“We’re Storming the Capitol Guys”

On January 6th while the 117th Congress gathered to certify the 2020 election, an individual who identifies himself as Crazy Cripple filmed a group marching on the street toward the US Capitol. At about the 2 minute mark in the video, the group stops to pray. Ahead of the prayer, someone announces, “If you’re on the outside, make sure you’re looking on the outside of the perimeter that no one is sneaking up on us.”

The prayer is one that might be heard anywhere among American Christians,

“Dear Lord, we come to you today, we ask for your protection and wisdom for our leadership here today as well as all our brothers. For the rest of our fellow Americans Lord we pray that you’d soften the hearts of those who have turned hard toward you. We pray for both those in our government that turned harshly away from you as well as others within our society Lord. We pray and realize that the only way we return to you is via reformation and revival and we ask for that Lord. We understand that the ideas and ideologies that come out of some of these value systems and socialism and capitalism are antithetical to what you would wish for us Lord. Particularly understand that the family is the institution you put on this earth that’s the most important to us. So again we thank you for the wonderful nation we’ve all been blessed to be in, the value systems we’ve all gotten to experience in our lives Lord. We pray that you continue to uphold and restore these and pray that you provide all of us with courage and to both represent you and represent our culture well. In Jesus name, amen.”

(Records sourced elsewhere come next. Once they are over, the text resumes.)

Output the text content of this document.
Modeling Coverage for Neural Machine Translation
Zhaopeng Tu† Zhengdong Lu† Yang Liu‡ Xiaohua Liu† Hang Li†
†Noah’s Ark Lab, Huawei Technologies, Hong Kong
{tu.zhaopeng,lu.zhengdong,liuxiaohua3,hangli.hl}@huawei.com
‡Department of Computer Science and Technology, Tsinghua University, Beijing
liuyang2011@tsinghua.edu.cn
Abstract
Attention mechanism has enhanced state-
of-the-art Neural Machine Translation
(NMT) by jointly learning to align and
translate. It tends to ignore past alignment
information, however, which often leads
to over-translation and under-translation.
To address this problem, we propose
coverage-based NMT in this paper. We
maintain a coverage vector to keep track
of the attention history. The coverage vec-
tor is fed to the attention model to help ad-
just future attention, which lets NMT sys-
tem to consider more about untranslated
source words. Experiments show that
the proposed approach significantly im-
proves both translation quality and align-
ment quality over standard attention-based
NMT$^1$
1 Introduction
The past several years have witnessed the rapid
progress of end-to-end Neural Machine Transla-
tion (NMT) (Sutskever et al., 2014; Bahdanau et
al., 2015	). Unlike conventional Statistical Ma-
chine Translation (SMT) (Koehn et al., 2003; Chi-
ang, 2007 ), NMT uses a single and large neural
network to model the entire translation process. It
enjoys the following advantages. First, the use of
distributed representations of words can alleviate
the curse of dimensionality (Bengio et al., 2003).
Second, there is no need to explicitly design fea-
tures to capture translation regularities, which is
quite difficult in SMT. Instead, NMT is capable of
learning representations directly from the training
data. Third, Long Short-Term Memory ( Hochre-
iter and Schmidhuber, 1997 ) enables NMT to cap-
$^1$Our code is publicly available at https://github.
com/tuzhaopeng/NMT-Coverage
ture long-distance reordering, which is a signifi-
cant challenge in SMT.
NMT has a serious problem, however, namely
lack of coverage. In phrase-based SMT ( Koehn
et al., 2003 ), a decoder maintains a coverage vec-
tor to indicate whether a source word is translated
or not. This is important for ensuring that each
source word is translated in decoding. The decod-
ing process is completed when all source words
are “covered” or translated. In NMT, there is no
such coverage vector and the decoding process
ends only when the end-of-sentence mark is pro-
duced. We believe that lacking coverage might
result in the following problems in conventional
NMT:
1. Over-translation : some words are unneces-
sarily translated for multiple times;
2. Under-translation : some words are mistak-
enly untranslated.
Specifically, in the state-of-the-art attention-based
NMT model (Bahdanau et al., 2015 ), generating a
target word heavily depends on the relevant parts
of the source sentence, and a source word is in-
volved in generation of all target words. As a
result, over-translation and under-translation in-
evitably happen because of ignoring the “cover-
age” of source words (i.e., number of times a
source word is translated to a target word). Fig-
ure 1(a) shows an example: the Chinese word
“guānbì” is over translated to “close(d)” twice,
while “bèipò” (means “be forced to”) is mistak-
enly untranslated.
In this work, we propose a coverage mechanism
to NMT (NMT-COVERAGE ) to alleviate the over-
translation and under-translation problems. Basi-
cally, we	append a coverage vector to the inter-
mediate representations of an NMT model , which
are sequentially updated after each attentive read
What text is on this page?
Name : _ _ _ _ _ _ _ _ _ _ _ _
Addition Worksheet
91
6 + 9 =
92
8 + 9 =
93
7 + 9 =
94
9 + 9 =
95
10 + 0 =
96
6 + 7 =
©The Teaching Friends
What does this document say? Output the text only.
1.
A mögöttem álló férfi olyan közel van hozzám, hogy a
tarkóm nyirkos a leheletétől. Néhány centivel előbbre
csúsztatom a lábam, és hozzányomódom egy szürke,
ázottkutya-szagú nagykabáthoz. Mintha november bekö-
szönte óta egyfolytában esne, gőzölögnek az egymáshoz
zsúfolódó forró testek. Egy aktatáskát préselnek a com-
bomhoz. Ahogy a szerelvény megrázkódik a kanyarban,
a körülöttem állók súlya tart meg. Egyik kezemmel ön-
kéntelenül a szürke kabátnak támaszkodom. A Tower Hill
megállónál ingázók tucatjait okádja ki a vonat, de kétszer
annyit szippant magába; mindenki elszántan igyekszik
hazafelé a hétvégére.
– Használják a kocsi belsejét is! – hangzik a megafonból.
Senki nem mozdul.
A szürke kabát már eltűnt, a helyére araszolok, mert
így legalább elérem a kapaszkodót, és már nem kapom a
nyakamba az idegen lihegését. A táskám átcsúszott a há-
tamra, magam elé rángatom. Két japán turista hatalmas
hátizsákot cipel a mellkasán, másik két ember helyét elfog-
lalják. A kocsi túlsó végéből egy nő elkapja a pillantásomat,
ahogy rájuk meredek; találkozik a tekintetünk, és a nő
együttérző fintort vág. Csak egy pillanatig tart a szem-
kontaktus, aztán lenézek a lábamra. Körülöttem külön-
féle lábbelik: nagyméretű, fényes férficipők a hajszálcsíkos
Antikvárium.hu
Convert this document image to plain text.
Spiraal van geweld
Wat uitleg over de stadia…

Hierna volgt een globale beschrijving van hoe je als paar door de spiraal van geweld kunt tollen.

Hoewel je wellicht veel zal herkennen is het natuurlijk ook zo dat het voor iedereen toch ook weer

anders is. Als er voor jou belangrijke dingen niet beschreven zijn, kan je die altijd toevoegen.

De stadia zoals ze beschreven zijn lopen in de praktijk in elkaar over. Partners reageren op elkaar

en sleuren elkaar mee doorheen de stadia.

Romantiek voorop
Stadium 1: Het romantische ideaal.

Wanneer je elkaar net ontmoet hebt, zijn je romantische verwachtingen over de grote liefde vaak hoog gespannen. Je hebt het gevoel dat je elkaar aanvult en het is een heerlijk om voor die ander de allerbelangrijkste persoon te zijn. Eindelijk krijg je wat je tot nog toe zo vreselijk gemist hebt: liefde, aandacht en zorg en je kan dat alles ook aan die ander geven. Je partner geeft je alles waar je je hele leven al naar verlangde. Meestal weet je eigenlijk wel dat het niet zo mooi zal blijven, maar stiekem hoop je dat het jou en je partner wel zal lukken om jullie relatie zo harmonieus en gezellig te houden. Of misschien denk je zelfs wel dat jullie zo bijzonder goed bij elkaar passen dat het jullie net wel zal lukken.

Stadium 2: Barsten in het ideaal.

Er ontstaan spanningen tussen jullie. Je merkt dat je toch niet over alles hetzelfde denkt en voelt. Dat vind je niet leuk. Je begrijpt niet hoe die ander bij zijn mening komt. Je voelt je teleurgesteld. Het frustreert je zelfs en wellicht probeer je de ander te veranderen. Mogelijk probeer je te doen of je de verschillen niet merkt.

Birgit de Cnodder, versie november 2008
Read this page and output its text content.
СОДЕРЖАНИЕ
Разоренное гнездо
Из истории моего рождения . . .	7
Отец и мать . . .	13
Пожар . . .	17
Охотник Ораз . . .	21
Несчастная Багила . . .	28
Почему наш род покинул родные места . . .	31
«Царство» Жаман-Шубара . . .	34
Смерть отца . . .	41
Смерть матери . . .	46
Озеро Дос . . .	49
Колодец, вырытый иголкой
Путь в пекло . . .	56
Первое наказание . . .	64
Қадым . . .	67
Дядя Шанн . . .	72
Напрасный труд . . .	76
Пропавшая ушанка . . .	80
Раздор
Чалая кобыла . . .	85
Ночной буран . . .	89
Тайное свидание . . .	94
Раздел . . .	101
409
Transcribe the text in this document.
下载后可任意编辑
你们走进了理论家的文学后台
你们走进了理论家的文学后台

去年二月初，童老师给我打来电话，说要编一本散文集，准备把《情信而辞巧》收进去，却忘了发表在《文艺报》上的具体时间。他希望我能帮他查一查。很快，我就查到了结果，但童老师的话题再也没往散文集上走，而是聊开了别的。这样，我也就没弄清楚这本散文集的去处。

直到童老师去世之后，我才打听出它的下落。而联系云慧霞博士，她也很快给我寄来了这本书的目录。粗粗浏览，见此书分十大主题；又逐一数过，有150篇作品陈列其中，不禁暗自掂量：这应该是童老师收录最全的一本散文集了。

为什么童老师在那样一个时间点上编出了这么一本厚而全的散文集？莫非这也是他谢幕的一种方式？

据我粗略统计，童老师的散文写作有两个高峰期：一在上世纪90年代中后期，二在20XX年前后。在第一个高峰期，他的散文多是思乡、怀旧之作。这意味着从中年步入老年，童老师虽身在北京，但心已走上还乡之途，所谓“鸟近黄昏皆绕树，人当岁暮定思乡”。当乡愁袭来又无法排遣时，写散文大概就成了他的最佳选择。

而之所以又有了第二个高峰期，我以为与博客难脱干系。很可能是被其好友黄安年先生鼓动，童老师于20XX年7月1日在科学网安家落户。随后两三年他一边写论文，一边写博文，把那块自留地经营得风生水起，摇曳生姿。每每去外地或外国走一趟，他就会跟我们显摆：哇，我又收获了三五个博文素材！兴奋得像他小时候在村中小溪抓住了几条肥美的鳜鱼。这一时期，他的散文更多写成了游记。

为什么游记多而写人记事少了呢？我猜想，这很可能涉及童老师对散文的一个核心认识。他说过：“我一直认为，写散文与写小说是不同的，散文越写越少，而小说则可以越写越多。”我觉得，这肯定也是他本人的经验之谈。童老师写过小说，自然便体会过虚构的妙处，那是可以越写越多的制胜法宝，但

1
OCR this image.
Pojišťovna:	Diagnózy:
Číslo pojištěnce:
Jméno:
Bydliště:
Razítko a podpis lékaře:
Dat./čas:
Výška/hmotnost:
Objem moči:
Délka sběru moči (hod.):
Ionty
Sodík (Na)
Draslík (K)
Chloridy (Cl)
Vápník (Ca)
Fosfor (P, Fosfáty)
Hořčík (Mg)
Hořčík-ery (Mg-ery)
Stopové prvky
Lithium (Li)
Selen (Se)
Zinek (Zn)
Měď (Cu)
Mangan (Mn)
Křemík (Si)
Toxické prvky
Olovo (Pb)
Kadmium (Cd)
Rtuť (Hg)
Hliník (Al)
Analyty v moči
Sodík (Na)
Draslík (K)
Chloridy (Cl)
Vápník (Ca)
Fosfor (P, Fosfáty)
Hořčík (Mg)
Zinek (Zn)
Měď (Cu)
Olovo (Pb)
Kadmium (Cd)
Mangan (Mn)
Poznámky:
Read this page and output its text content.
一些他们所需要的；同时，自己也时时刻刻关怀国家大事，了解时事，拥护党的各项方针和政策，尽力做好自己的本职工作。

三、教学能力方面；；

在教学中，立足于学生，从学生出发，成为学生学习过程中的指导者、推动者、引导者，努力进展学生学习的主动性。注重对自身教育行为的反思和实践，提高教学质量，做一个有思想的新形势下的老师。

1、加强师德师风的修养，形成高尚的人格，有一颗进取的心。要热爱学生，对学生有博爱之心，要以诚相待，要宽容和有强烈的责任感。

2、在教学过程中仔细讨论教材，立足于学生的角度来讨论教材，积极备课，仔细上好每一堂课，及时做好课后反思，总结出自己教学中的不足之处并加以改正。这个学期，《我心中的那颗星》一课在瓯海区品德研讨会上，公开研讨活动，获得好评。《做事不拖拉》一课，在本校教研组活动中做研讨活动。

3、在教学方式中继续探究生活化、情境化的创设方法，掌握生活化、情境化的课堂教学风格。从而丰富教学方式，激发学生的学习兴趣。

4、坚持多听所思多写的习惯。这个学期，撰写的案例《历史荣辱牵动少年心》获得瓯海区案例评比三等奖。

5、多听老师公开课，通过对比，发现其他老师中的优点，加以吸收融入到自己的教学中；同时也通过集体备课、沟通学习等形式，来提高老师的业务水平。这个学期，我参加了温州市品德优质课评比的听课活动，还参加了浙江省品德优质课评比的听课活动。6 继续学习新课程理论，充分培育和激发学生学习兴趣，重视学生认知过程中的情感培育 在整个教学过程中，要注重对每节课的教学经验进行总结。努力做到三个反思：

At minute 3:55, the Crazy Cripple states, “We’re marching with the Proud Boys guys” as he continues to live stream his video.

At 5:15, a bearded man carrying a bull horn and drink, dressed in dark clothing and tactical vest with sunglasses and a hat on backwards states, “The Proud Boys are in the room.”

Again, the Crazy Cripple says, “we got a whole load of Proud Boys walking through here folks.”

At 7:01 the gentleman in the tactical vest comments through his bull horn, “If you have noticed, real men are here. We know what the hope is this morning. To support the constitution of the United States against [inaudible] foreign and domestic. Let us remind those who have forgotten what that means.”

The remainder of the hour and forty minute video documents events leading up to the break-in of the Capitol. At 1:40:34, Crazy Cripple comments, “We’re storming the Capitol guys” and the video ends.

The events and images of Wednesday, 6 January 2021 are confusing for many American Christians, but they are the result of a conflation of faith and politics that began in American evangelicalism in the 1980s. The identity that was created then is a powerful motivator today. That identity is reinforced by groups like the Proud Boys who might use religious, ideological, and/or nationalistic language and behavior to solidify and legitimize their cause. When experiences (behavior), convictions (belief), and a social group come together (belonging), there is a remarkable unification of individuals who will do anything for their movement–riots, insurrection, even murder.

All people are susceptible to creating group identities. It is a natural human penchant that distinguish one from the other. Whether politically, socially, religiously, even racially speaking, people can become so emotionally invested in a group’s cause that it becomes a powerful source of personal meaning. For many Christians, that search for meaning and identity is wed with social movements (no matter if it be the Proud Boys, Wall Builders, Seven Mountains Mandate, or BLM) as beliefs, behaviors, and belonging coalesce. The end result is the fragmentation of the larger society as no one listens to what others say because of polarizing messages.

Holding to their ideals reinforced by the community’s actions becomes more important than the preservation of a greater good. It takes true biblical discipleship to navigate this situation and courage to step boldly into an identity devoid of ideologies and solely aligned to Jesus Christ.

In one of the most tumultuous times in modern history, Dietrich Bonhoeffer pressed the German evangelicals to recover their identity in Jesus. They had become aligned with the narrative of a German exceptionalism that believed God had especially chosen them for a grand purpose. For Bonhoeffer, however, only complete devotion to Jesus, not national or political identities, could result in the unification of the community of saints committed to fulfilling God’s will. He wrote,

“Jesus releases his community from the political and legal order,… and makes it into what it truly is, namely, the community of faithful that is not bound by political or national ties.” (Discipleship, 1937).

The only matter that could unite the disciples was the common commitment to the Christian mission. Bonhoeffer noted,

“Nothing in the world could have united these men to do the same work except the call of Jesus. It overcame all their previous divisions [political, social, economic] and founded a new, strong community in Jesus.” (Discipleship, 1937:161)

That community certainly has an identity. Her identity is founded on the reconciling work of Jesus Christ, the manifestation of that work in the lives of disciples, and the utter devotion to being and acting like her Savior. In other words, the identity of the church myopically focuses Christ-followers on joining with God on His missionary activity – defending the faith, visiting the sick, caring for the marginalized, clothing the naked, welcoming the immigrant, proclaiming good news to the poor and the year of the favor of the Lord. Simply stated, it declares and lives out the euangelion in radical identity as Jesus’ disciples (Matt 25:35-40; Luke 4:18-19).